We left Sunyani shortly after noon and drove to Kumasi, arriving about 3 pm. We checked into the Engineering Guest House on the KNUST campus, which we had visited on the way North and had lunch with George Intsiful, an academic architect who had also designed and built this Guest House. He’d done very well, as it was spacious and nicely appointed. We went for a late lunch to the Joful restaurant – familiar to me because we went to another of this chain in Accra last year. These are really good restaurants with a good choice of food, local and international. It was nice to have wine with the meal, rather than the lifeless beer we have been drinking recently.

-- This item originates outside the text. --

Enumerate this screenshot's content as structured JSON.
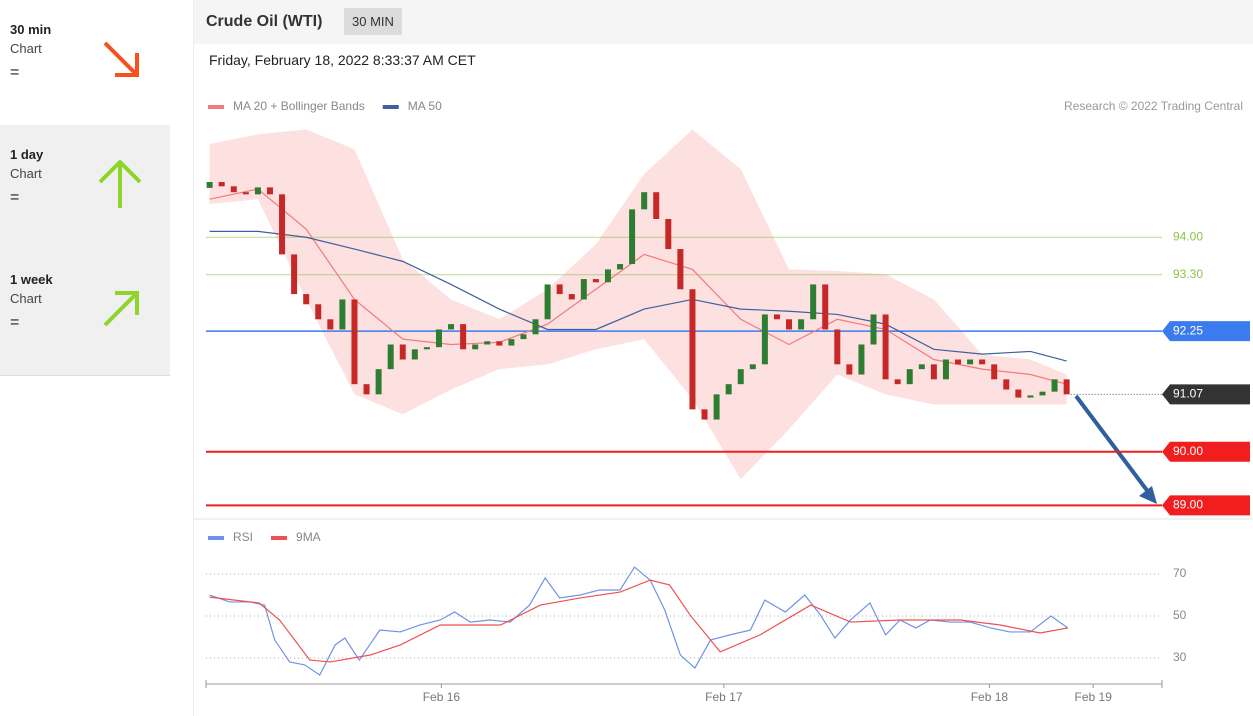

After our meal, we got a local taxi to the town centre so that we could have a lightning-fast tour of Kumasi with Sammie, who had been an undergraduate here. We started at the palace of the Ashanti King. It closed at 6 pm so they did not want to let us in, but Sam told us about some of the history, and how the Ashanti were the last to hold out against British colonial rule until after a few bloody wars. From there we walked to the centre of town, on the way pausing to watch a football game, on gravel, with eight players per side, and the goalies not wearing shoes. They played well and we saw a goal scored, but we soon moved on. And then to the market, which was huge and noisy and cramped. It occupied an enormous area and was a real spectacle, dusty, loud and incredibly busy with people walking in a great hurry here and there, occasional shouts of “hello white man” and other shouts in local language that did not make any sense to me (probably a good thing, too). The first place we tried to enter the market was the entrance and exit for the local minibuses (tro-tros) and we stood and watched for a bit while I tried to take pictures. But it was difficult to catch the endless stream of vehicles in and out, papping their horns endlessly and moving people around who were crammed into buses way beyond their legal capacity. It turned out we could not get into the actual market that way, so Sam had a chat to some locals, who really did not want me to take photos, and then we walked at great speed around the edge of the market, trying to observe the goings on through a sensory onslaught that was dizzying and overwhelming. After that, the rest of the town was fairly unexciting, and after walking a further 30 minutes, we got a taxi back to the guest house, bumped into George again, and joined him for a few beers at the bar. I am getting fed up of the local beer, so I has small bottles of Becks, which normally I don’t like, but it was a welcome change from the local stuff. We finished near midnight, and I was glad to get to bed after all the travelling and sightseeing.